Jordan S. C., Le Pennec Jean-Luc, Gurioli L., Roche Olivier, Boivin P. (2016). Highly explosive eruption of the monogenetic 8.6 ka BP La Vache et Lassolas scoria cone complex (Chaine des Puys, France). Journal of Volcanology and Geothermal Research, 313, p. 15-28. ISSN 0377-0273.
Titre du document
Highly explosive eruption of the monogenetic 8.6 ka BP La Vache et Lassolas scoria cone complex (Chaine des Puys, France)

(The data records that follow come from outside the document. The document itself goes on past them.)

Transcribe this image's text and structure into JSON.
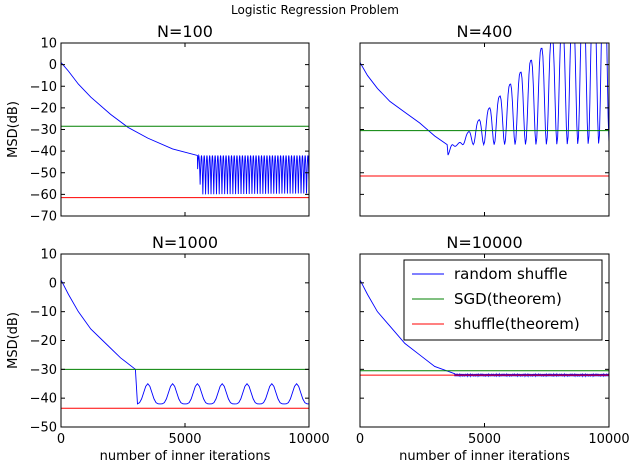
{
  "figure": {
    "title": "Logistic Regression Problem"
  },
  "chart_data": [
    {
      "type": "line",
      "title": "N=100",
      "xlabel": "",
      "ylabel": "MSD(dB)",
      "xlim": [
        0,
        10000
      ],
      "ylim": [
        -70,
        10
      ],
      "xticks": [],
      "yticks": [
        "10",
        "0",
        "−10",
        "−20",
        "−30",
        "−40",
        "−50",
        "−60",
        "−70"
      ],
      "series": [
        {
          "key": "random_shuffle",
          "color": "#0000ff",
          "decay_end_x": 5700,
          "ceiling_y": -42,
          "floor_y": -60,
          "curve": [
            [
              0,
              1
            ],
            [
              300,
              -3
            ],
            [
              700,
              -9
            ],
            [
              1200,
              -15
            ],
            [
              2000,
              -23
            ],
            [
              2700,
              -29
            ],
            [
              3500,
              -34
            ],
            [
              4500,
              -39
            ],
            [
              5500,
              -42
            ]
          ]
        },
        {
          "key": "sgd_theorem",
          "color": "#008000",
          "y": -28.5
        },
        {
          "key": "shuffle_theorem",
          "color": "#ff0000",
          "y": -61.5
        }
      ]
    },
    {
      "type": "line",
      "title": "N=400",
      "xlabel": "",
      "ylabel": "",
      "xlim": [
        0,
        10000
      ],
      "ylim": [
        -70,
        10
      ],
      "xticks": [],
      "yticks": [],
      "series": [
        {
          "key": "random_shuffle",
          "color": "#0000ff",
          "decay_end_x": 3000,
          "ceiling_y": -37,
          "floor_y": -49,
          "curve": [
            [
              0,
              1
            ],
            [
              300,
              -5
            ],
            [
              700,
              -11
            ],
            [
              1200,
              -17
            ],
            [
              1800,
              -22
            ],
            [
              2400,
              -27
            ],
            [
              3000,
              -33
            ],
            [
              3500,
              -37
            ]
          ]
        },
        {
          "key": "sgd_theorem",
          "color": "#008000",
          "y": -30.5
        },
        {
          "key": "shuffle_theorem",
          "color": "#ff0000",
          "y": -51.5
        }
      ]
    },
    {
      "type": "line",
      "title": "N=1000",
      "xlabel": "number of inner iterations",
      "ylabel": "MSD(dB)",
      "xlim": [
        0,
        10000
      ],
      "ylim": [
        -50,
        10
      ],
      "xticks": [
        "0",
        "5000",
        "10000"
      ],
      "yticks": [
        "10",
        "0",
        "−10",
        "−20",
        "−30",
        "−40",
        "−50"
      ],
      "series": [
        {
          "key": "random_shuffle",
          "color": "#0000ff",
          "decay_end_x": 3000,
          "ceiling_y": -35,
          "floor_y": -42,
          "curve": [
            [
              0,
              1
            ],
            [
              300,
              -4
            ],
            [
              700,
              -10
            ],
            [
              1200,
              -16
            ],
            [
              1800,
              -21
            ],
            [
              2400,
              -26
            ],
            [
              3000,
              -30
            ]
          ]
        },
        {
          "key": "sgd_theorem",
          "color": "#008000",
          "y": -30
        },
        {
          "key": "shuffle_theorem",
          "color": "#ff0000",
          "y": -43.5
        }
      ]
    },
    {
      "type": "line",
      "title": "N=10000",
      "xlabel": "number of inner iterations",
      "ylabel": "",
      "xlim": [
        0,
        10000
      ],
      "ylim": [
        -50,
        10
      ],
      "xticks": [
        "0",
        "5000",
        "10000"
      ],
      "yticks": [],
      "legend": {
        "placement": "top-right",
        "entries": [
          {
            "key": "random_shuffle",
            "label": "random shuffle",
            "color": "#0000ff"
          },
          {
            "key": "sgd_theorem",
            "label": "SGD(theorem)",
            "color": "#008000"
          },
          {
            "key": "shuffle_theorem",
            "label": "shuffle(theorem)",
            "color": "#ff0000"
          }
        ]
      },
      "series": [
        {
          "key": "random_shuffle",
          "color": "#0000ff",
          "decay_end_x": 3800,
          "ceiling_y": -31.6,
          "floor_y": -32.4,
          "curve": [
            [
              0,
              1
            ],
            [
              300,
              -4
            ],
            [
              700,
              -10
            ],
            [
              1200,
              -15
            ],
            [
              1800,
              -21
            ],
            [
              2400,
              -25
            ],
            [
              3000,
              -29
            ],
            [
              3800,
              -31.5
            ]
          ]
        },
        {
          "key": "sgd_theorem",
          "color": "#008000",
          "y": -30.5
        },
        {
          "key": "shuffle_theorem",
          "color": "#ff0000",
          "y": -32
        }
      ]
    }
  ]
}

Jordan S. C., Le Pennec Jean-Luc, Gurioli L., Roche Olivier, Boivin P.
Source
Journal of Volcanology and Geothermal Research, 2016,
313, p. 15-28 ISSN 0377-0273
The eruption of the trachy-basaltic La Vache and Lassolas cone complex was the youngest eruption (ca. 8.6 ka BP) and one of the most violent in the Chaine des Puys, France. Here we present field data and results of grain size, componentry and clast density measurements of different layers of the widespread tephra deposit that is associated with this cone-forming eruption. Our data indicates five main eruption phases comprising a vent opening phase, a second sustained highly explosive phase, a third and fourth violent Strombolian phase and a fifth dominantly effusive phase. The layer formed by the opening phase is rich in lithic material, which was previously considered to be the result of phreatomagmatic activity. The data presented here on the componentry and textures of the pyroclastic material contradict this hypothesis. We propose instead that the material of the basal layer results from fragmentation caused by the explosion of a first arriving gas-dominated phase. The variations in eruption intensity during the main eruption phases are interpreted here to be the result of gas segregation within the plumbing system and fluxes in the magma ascent rate during the eruption. Significant amount of gas segregation is indicated by the deposition of both gas-poor and gas-rich material and by the presence of plate tephra. This is also supported by the simultaneous ejection of tephra and lava from both cones during most of the explosive activity. We suggest that gas segregation occurred within shallow intrusions and that fresh ascending material in the main conduit mixed with degassed material that flow back into the conduit from the intrusion before fragmentation. The interaction of the ascending magma and the opening of intrusions may have controlled the evolution and explosivity of the eruption. The high explosivity at the beginning of the eruption and the wide dispersal area, demonstrate that scoria cone eruptions in monogenetic fields can impose a major threat to the population and infrastructures nearby as these events may occur with little warning, and therefore research on this kind of eruptions is of a major importance to better understand the processes driving these events.